How to build a creeper gunpowder farm in Minecraft Bedrock update 1.19

Mob farms are quite popular in Minecraft. Many players love building them because they can get a lot of loot overnight when they could be doing other things.

Either way, mob farms are good for loot, of which hostile mobs have some of the best. Creepers mostly have good loot since they are one of the only sources of gunpowder in the game.

Users should be aware that all mob farms can spawn creepers. Excluding all mobs except creepers is difficult but not impossible.

It’s usually easier to create a mob farm and let it collect any mobs that spawn. Here’s how to create one that will mostly only spawn vines.


Minecraft: Creeper Farm Guide

Step 1: Build the Farm

The outer shell (Image via Mojang)
The outer shell (Image via Mojang)

A mob farm needs to be completely enclosed for several reasons. First of all, hostile mobs don’t appear in the light. Second, it removes their ability to escape. It should be five or more blocks wide.

The more it is built, the more monsters there will be. However, its construction requires much more work upstream.


Step 2: Lower the height of the truss

Hatches in a farm (Image via Mojang)
Hatches in a farm (Image via Mojang)

There is a good way to limit the mobs that can spawn. A farm two blocks high spawns most hostile mobs, except Endermen, which are slightly taller than that.

Placing trapdoors on the ceiling block will reduce the height to just under two blocks. This removes the possibility for anything other than creepers and the occasional spider to breed.

The Minecraft Wiki says it works every time on Java Edition but “may not work in Bedrock”.

Spiders are shorter than that, but a mob farm that provides gunpowder, string, and spider eyes is still handy.


Step 3: Drive mobs to their deaths

Flowing water will push climbing plants to their death (Image via Mojang)
Flowing water will push climbing plants to their death (Image via Mojang)

The water should flow from side to side. As wide as the farm is, there should be a water source block, so that everything flows in one direction. This will push the mobs down.


Step 4: Make sure they die

Magma blocks can kill vines (Image via Mojang)
Magma blocks can kill vines (Image via Mojang)

At the end of the water, there must be some sort of kill block. Magma cubes, campfires, or other harmful Minecraft blocks can be useful here.

The second and perhaps most important part of this stage is collecting the loot. Minecraft players can enter to get it, but it’s easier to have a collector and make it AFK.
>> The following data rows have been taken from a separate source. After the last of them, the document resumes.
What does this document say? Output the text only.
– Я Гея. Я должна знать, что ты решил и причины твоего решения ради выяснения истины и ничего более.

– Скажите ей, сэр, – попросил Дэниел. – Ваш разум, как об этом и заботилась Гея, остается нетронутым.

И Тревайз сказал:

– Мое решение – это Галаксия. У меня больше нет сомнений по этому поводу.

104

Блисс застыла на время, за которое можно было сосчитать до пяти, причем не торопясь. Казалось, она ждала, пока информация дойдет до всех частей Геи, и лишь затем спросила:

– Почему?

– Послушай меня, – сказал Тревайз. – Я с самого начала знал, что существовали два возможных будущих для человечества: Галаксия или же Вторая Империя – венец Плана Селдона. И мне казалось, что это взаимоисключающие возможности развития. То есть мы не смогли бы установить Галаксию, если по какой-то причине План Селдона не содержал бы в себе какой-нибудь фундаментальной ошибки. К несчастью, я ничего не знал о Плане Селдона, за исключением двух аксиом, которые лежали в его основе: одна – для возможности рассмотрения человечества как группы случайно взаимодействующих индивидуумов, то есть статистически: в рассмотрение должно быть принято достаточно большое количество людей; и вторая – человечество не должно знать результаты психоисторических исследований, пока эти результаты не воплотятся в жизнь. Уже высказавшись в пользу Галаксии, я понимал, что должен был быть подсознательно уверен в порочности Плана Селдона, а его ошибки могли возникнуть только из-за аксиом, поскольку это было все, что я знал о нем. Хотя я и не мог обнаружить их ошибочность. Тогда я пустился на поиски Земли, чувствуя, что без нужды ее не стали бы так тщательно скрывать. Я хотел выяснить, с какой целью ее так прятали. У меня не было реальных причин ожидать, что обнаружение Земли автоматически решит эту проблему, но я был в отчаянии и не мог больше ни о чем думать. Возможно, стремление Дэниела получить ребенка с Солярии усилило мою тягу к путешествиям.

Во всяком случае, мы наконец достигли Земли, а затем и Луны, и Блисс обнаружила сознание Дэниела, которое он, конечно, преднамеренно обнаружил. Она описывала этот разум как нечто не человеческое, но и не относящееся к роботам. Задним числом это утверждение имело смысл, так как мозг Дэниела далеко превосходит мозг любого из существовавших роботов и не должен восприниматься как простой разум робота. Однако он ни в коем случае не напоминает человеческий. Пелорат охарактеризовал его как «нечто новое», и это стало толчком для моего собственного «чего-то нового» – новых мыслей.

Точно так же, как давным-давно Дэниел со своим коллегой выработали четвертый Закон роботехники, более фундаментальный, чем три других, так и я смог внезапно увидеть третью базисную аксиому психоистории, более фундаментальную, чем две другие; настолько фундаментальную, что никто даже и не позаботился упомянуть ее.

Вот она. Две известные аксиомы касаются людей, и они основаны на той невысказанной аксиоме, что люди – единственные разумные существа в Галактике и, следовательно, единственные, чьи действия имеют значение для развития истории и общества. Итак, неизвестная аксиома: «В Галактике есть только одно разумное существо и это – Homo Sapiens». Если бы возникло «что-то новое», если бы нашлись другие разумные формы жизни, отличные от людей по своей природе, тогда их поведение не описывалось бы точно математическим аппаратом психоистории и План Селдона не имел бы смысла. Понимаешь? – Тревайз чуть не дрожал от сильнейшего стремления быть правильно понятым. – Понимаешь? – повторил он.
A minecart with a hopper can be placed on motorized rails with a redstone block on each end to power it. It will roll back and forth, picking up items and dropping them into hoppers placed below with connected chests.


Step 5: Delete the light

Dark oak doors let in no light (Image via Mojang)
Dark oak doors let in no light (Image via Mojang)

The hardest part of any farm like this is removing the option to have light inside while still giving Minecraft players a way in and out to collect loot.

Dark oak doors have no holes, so they are suitable for providing an entrance that does not let in light.

It is also advisable to build the shell of the farm long enough that if any light enters through the door, it will disappear by the time the farm starts, where the monsters will appear.